Minimal versatile genetic perturbation technology (mvGPT) showed promise in addressing human genetic diseases, including transthyretin amyloid cardiomyopathy (ATTR-CM), according to a study published recently in Nature Communications.
The study showed that the mvGPT platform integrated simultaneous gene editing, activation and silencing in human cells, offering hope for managing complex disorders such as ATTR-CM. With precise tools and multiple delivery methods, mvGPT has significant potential for transformative in vivo applications, the study said.
What is ATTR-CM?
Transthyretin amyloidosis cardiomyopathy (ATTR-CM) is a rare progressive disease of the heart muscle that leads to congestive heart failure. It occurs when the transthyretin protein produced by the liver is unstable. Symptoms include fatigue; shortness of breath; irregular heart rate or palpitations; swelling of the legs, ankles and stomach; brain fog; wheezing; and dizziness. It often goes underdiagnosed because of a lack of awareness and knowledge of the disease. There is currently no cure for ATTR-CM.
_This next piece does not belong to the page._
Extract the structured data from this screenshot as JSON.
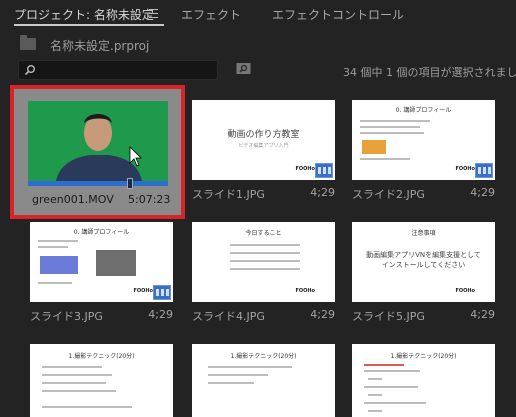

“Here, we present mvGPT, a streamlined and modular platform to perform simultaneous and orthogonal endogenous gene editing, activation, and repression in human cells,” the authors of this study said.
Read more about therapies for ATTR-CM
The mvGPT is a modular system designed to execute independent genomic and transcriptomic perturbations. It achieved precision using an engineered compact prime editor alongside a prime editing guide RNA and a nicking guide RNA. By incorporating advanced activator modules and a multiplex array to process RNAs for various genetic interventions, mvGPT enhanced its flexibility and effectiveness.
In ATTR-CM, mvGPT silenced the transthyretin gene, potentially reducing harmful amyloid deposition in cardiac tissues.
“mvGPT represents a compact and versatile molecular technology that enables effective simultaneous and orthogonal gene editing, activation, and repression in human cells, providing better support for the genetic interrogation of complex biology, the study of complex genetic diseases, and the development of human gene therapy,” the authors said.
These diverse applications highlighted mvGPT’s adaptability in addressing different therapeutic challenges. mvGPT successfully corrected a c.3207C>A mutation in the ATP7B gene, which is associated with Wilson’s disease, and upregulated expression of PDX1, a gene crucial for treatment of Type 1 diabetes.
Enhancements to the prime editing system have significantly increased efficiency. Researchers optimized nuclear localization signals and truncated reverse transcriptase domains to streamline the editor while maintaining robust activity. In addition, engineered pegRNAs improved stability and accuracy of editing, further advancing mvGPT’s capability to perform complex genomic modifications, the study said.
The technology also featured gene activation and transcriptional upregulation capabilities. By leveraging prime editors with MPH-recruiting single guide RNAs, mvGPT effectively boosted gene expression at target loci. This ability expanded its therapeutic range, enabling interventions for diseases requiring enhanced gene function.
Through its compact design, programmable nature and success across varied delivery methods, mvGPT could potentially pave the way for innovative genetic therapies, study authors said. Patients with ATTR-CM and other genetic conditions may benefit from future applications of mvGPT as the technology holds promise for accurate and effective disease management.